When I got home from ball I found the kitchen door locked so that the room -island block, cabinets, the quiet squares of Dad's Buddhist prayer flags - despite the clarity and proximity with which I viewed it through the door's glass, was one to which I lacked access.

I had to go in through the screen door in my parent's bedroom, an entrance to our 1970s-windowed, Cape Cod-shingled anomaly of a house I considered a sort of metaphor.

A metaphor for the fact that we can meet summer, but not shrug off the final vestiges of scholastic anxiety necessary to experience it. The fact that we can order cold drinks at Starbucks, and listen to the hum of the AC against metal grates and eat frozen yogurt in the flavors of Maine and Minnesota's berries and yet we are separated from the feeling meant to accompany such warm-weather pleasures. The fact that we are away and apart.

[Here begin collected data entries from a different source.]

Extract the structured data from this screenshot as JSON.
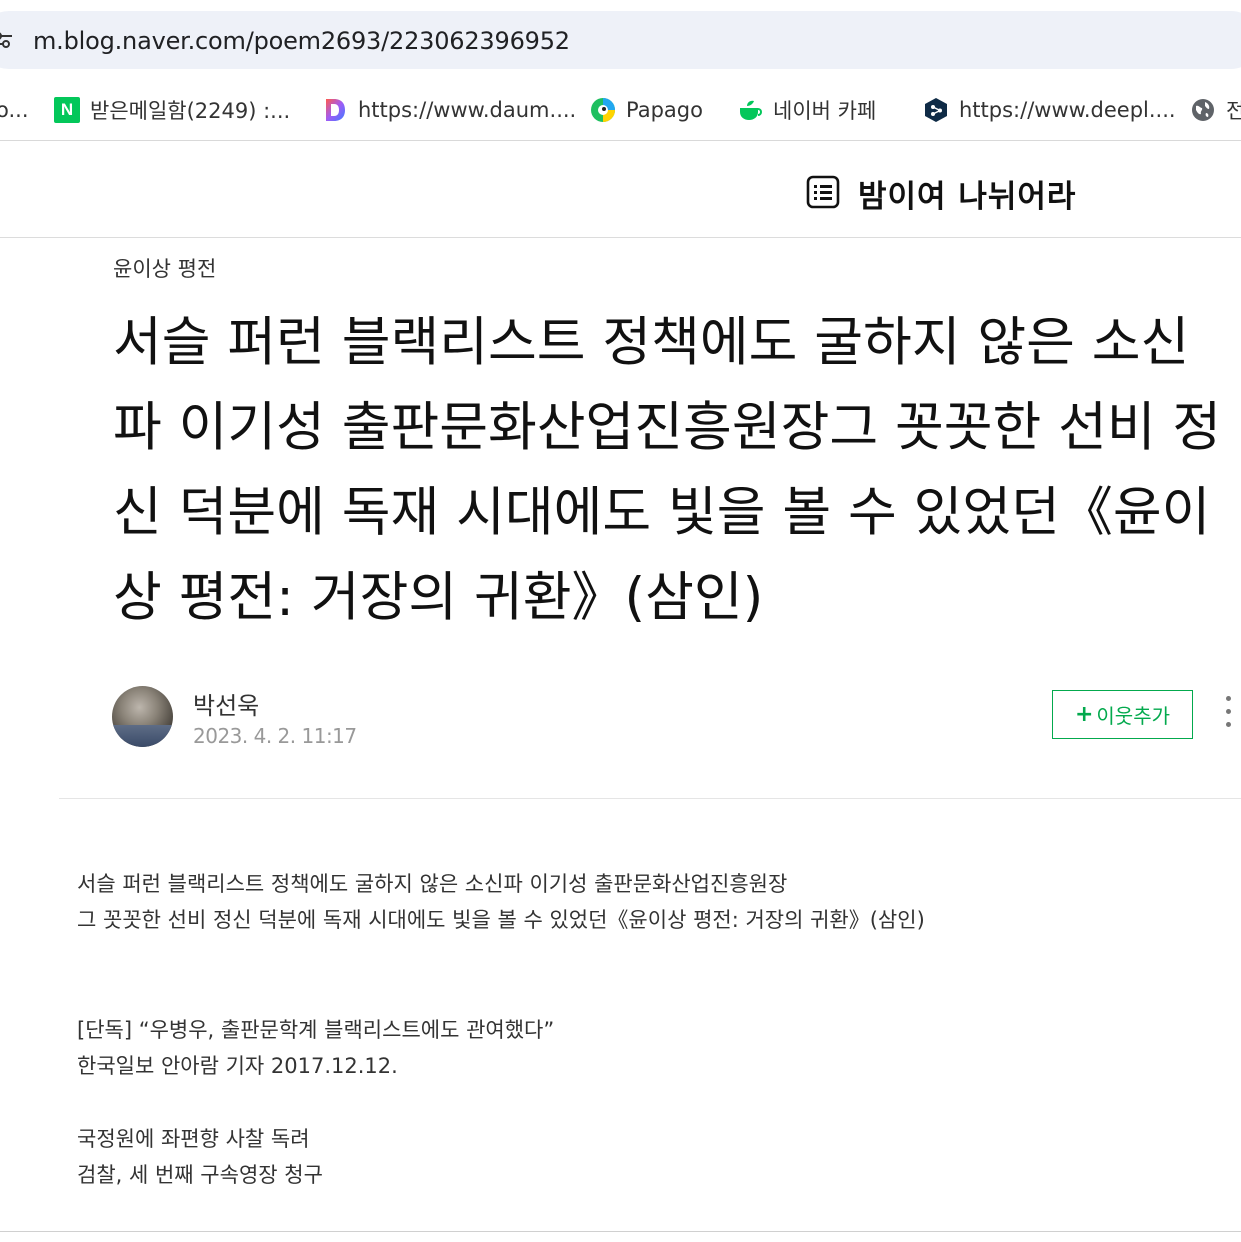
{
  "browser": {
    "url": "m.blog.naver.com/poem2693/223062396952",
    "bookmarks": [
      {
        "label": "o...",
        "icon": "unknown-icon"
      },
      {
        "label": "받은메일함(2249) :...",
        "icon": "naver-icon"
      },
      {
        "label": "https://www.daum....",
        "icon": "daum-icon"
      },
      {
        "label": "Papago",
        "icon": "papago-icon"
      },
      {
        "label": "네이버 카페",
        "icon": "naver-cafe-icon"
      },
      {
        "label": "https://www.deepl....",
        "icon": "deepl-icon"
      },
      {
        "label": "전",
        "icon": "globe-icon"
      }
    ]
  },
  "blog": {
    "title": "밤이여 나뉘어라"
  },
  "post": {
    "category": "윤이상 평전",
    "title": "서슬 퍼런 블랙리스트 정책에도 굴하지 않은 소신파 이기성 출판문화산업진흥원장그 꼿꼿한 선비 정신 덕분에 독재 시대에도 빛을 볼 수 있었던《윤이상 평전: 거장의 귀환》(삼인)",
    "author": "박선욱",
    "date": "2023. 4. 2. 11:17",
    "neighbor_plus": "+",
    "neighbor_label": "이웃추가"
  },
  "content": {
    "lines": [
      "서슬 퍼런 블랙리스트 정책에도 굴하지 않은 소신파 이기성 출판문화산업진흥원장",
      "그 꼿꼿한 선비 정신 덕분에 독재 시대에도 빛을 볼 수 있었던《윤이상 평전: 거장의 귀환》(삼인)",
      "[단독] “우병우, 출판문학계 블랙리스트에도 관여했다”",
      "한국일보 안아람 기자 2017.12.12.",
      "국정원에 좌편향 사찰 독려",
      "검찰, 세 번째 구속영장 청구"
    ]
  },
  "colors": {
    "accent_green": "#03a94d",
    "naver_green": "#03c75a",
    "address_bar": "#eef1f8"
  }
}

In the morning, the sun was harsh on the prayer flags, the kitchen, and yet as I stood there I was glad. Glad to have gained access to that warm place. Content to stand - barefooted, sleep-deprived, haggard in a black Champion sweatshirt and smudged mascara - experiencing what I had been held away from. In the morning, I stood barefooted 10 minutes, letting the pools of light and heat make wondrous mod-dress patterns the color of lemon and eggshell over the necks of my feet. Sun-devoured. Glad. Content. So, I imagine, we soon all will be.